California’s Financial Regulator Probes Nexo Over Crypto Interest Accounts Services

The California Department of Financial Protection and Innovation (DFPI) announced on Monday that it is joining forces with seven unmentioned state securities regulatory bodies to take action against the popular crypto lender Nexo over matters concerning its crypto interest accounts services.

DFPI Probes Crypto Lender Nexo

The regulatory agency argues that the crypto lender has fallen short of the state’s financial guideline on securities registration, where it termed Nexo’s “Earn Interest Product accounts” service as security.

Clothilde Hewlett, the commissioner of the DFPI, reiterated the stance of the financial body when she said:

“These crypto interest accounts are securities and are subject to investor protections under the law, including adequate disclosure of the risk involved. Collectively, these actions protect investors while ensuring that California remains an ideal setting for responsible financial innovation.”
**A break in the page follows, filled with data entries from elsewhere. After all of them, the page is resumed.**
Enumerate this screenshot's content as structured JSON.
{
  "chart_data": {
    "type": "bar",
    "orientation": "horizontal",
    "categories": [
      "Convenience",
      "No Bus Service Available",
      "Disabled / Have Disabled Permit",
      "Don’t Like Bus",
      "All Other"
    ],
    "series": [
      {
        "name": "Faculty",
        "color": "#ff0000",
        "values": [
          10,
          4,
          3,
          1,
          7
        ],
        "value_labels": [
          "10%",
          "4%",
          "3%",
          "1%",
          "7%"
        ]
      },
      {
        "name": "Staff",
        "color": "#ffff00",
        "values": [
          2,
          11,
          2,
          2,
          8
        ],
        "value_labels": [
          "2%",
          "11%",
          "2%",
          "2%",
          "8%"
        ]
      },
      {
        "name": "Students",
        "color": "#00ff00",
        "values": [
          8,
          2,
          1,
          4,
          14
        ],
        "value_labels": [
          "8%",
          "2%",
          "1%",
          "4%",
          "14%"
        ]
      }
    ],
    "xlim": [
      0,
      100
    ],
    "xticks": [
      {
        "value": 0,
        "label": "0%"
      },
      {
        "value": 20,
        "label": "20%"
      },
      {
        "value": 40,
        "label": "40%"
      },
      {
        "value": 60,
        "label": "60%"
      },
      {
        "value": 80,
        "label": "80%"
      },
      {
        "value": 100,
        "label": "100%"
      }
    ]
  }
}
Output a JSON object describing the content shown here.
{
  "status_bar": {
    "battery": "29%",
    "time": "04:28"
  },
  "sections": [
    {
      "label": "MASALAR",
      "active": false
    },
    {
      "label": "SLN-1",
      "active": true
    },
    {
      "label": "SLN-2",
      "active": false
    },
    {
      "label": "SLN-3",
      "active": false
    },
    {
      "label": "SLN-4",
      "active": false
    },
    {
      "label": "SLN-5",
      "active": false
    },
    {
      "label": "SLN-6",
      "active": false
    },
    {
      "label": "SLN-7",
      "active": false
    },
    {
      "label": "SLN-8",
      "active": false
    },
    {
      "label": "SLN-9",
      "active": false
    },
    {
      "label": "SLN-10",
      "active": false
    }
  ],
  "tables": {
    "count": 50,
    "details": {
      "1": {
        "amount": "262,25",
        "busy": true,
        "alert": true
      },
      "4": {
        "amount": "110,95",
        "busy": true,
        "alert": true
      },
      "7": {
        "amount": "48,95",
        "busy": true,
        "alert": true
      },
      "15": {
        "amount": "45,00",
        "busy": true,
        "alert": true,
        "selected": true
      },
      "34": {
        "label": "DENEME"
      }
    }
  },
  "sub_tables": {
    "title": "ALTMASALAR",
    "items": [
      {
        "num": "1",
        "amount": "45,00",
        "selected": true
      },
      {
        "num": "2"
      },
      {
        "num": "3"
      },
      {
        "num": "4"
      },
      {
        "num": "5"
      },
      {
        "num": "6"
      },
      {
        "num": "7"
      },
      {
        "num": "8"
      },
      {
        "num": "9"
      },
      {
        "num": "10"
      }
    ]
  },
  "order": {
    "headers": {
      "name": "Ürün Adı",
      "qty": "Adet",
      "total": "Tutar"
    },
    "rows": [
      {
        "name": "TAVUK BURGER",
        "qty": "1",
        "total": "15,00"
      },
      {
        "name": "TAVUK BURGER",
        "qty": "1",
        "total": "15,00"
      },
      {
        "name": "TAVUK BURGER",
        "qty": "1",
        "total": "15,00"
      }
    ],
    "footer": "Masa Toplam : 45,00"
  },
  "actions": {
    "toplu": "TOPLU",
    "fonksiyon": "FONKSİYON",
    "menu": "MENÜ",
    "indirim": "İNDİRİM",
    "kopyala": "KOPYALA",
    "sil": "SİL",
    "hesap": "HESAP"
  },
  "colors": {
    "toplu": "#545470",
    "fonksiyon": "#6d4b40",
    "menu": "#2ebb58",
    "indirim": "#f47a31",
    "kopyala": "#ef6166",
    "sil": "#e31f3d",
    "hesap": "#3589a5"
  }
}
Among the various services offered on Nexo is the earn interest service, where users get rewarded for storing their cryptocurrencies on the platform. By offering this service to California-based citizens without registering under the agency, the crypto lender has now incurred the wrath of the financial watchdog.
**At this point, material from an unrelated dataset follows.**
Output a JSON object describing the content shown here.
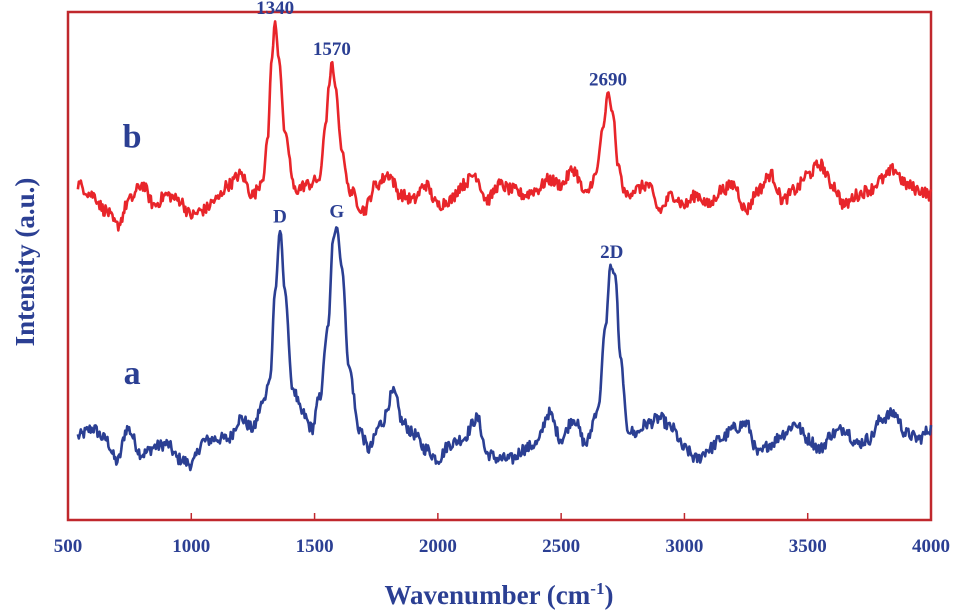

The DFPI then stated in its press release that users with complaints about the Nexo service should submit a complaint to the office.

DFPI’s Hunt for Crypto Interest Accounts Providers

It is noteworthy that Nexo is not the first crypto lender to fall under a probe by the Californian financial regulator. A July report confirmed that the DFPI was set to take action against crypto lenders BlockFi and Voyager Digital due to its alleged discovery of unregistered securities. 

The report further revealed that the financial watchdog has been actively scrutinizing several companies that offer cryptocurrency interest accounts to users, especially those who have suspended withdrawals of users’ funds.

Troubled crypto lender Celsius Network, which halted users’ funds in June amid a bearish market trend, was also under probe by the DFPI. Currently, Celsius has filed for Chapter 11 bankruptcy protection and equally struggles to stand on its feet financially.

Meanwhile, several other regulatory agencies in the United States have prescribed financial guidelines aimed at safeguarding investors, while penalizing companies who fail to adhere to the mentioned standards.

Last week, the U.S. Securities and Exchange Commission charged crypto firm Sparkster for facilitating an unregistered initial coin offering that brought nearly $30 million into the purse of the company.